The word struck sharply, reminding him of her treachery and renewing his resolve to keep himself apart from her. She had lied to him, betrayed him in an even more heinous fashion than he had wrongly accused her of before. He had promised himself he would take his ease with another woman, that it no longer mattered that he cleave only to her, since there would be no children from their union.

But each night as he lay in bed, it was Danielle he ached for, Danielle he wanted.

Now she was here, standing in his bedchamber, just a few feet away. In the flickering lamplight, he could see the pearly smoothness of her skin, the fiery hue of her long red hair. He could smell the faint, sweet scent of her perfume that reminded him of apple blossoms.

His groin tightened and yet he did not move. “You have been ill,” he said blandly, though he could barely make himself utter the words. “You should rest and recover your strength.”

“I am no longer ill, Rafael…except with wanting you.”

He hissed in a breath, took an unconscious step toward her, then made himself stop and remain where he stood. He clenched his jaw. “Perhaps some other night.”

She started walking toward him, her movements so graceful the nightgown flowed around her lithe figure as if she were gowned in clouds.

She stopped directly in front of him, rested a hand on his bare chest, and he could feel the heat of her slender fingers, the warmth of her breath against his skin.

“It’s been far too long already.” Her fingers sifted though the swath of dark hair on his chest, moved down to his waist, then over the heavy bulge pressing against the fly of his breeches.

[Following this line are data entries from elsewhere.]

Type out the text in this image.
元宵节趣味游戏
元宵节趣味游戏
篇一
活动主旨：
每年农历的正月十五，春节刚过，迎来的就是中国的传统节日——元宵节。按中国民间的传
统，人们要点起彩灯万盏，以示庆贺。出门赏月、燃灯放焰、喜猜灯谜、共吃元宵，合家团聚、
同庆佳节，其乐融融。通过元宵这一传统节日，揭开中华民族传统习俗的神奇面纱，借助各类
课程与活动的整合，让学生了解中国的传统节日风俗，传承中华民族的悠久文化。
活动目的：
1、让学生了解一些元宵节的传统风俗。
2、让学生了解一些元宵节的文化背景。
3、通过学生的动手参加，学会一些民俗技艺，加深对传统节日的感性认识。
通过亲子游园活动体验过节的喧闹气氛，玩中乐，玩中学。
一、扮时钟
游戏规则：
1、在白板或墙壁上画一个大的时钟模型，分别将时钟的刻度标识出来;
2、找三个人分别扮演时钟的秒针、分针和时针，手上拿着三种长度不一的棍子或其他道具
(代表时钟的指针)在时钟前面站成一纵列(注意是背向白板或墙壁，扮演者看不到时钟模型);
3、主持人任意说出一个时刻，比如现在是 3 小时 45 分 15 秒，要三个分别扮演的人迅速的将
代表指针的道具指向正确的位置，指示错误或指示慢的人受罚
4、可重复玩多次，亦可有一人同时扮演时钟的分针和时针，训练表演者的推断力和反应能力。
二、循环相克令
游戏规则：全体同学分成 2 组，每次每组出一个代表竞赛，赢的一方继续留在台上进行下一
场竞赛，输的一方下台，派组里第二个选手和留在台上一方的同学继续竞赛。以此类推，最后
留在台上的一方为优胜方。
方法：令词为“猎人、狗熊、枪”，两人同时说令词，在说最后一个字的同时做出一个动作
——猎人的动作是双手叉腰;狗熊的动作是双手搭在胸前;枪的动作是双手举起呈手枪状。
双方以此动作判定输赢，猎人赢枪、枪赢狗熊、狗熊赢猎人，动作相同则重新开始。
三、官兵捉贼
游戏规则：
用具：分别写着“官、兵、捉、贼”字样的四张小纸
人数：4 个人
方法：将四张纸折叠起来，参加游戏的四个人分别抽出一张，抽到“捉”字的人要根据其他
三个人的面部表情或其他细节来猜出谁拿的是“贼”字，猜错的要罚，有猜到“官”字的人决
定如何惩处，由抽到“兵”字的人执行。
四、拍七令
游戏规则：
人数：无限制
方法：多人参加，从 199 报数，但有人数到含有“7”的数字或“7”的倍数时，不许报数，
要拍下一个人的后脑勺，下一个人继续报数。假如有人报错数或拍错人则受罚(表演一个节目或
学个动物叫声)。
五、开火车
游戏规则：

His heart thundered. His arousal strained toward her hand.

“You want me,” she said with what sounded like relief, lightly squeezing him through the cloth.

Rafe grit his jaw against the hot desire flooding through him, but when Danielle looked up at him, when she moist
ened her full ruby lips, his careful control stretched thin, then violently snapped.

With a growl low in his throat, he reached for her, slid an arm around her waist and hauled her hard against him, crushed his mouth down savagely over hers. He kissed her deeply, his tongue plunging in, taking what she offered, unable to resist a moment more. Dani slid her arms around his neck and kissed him back, her lips softening under his, her breasts pressing into his chest and making him groan.

He deepened the kiss, inhaling the familiar scent of her, tasting the sweet femininity that was hers alone, aching with want of her. Dani clung to him, kissing him back, using every erotic trick he had ever taught her, making his shaft grow painfully hard.

He reached out to cup a breast, tried to slide the straps of the white satin gown off her shoulders, but Dani stepped away.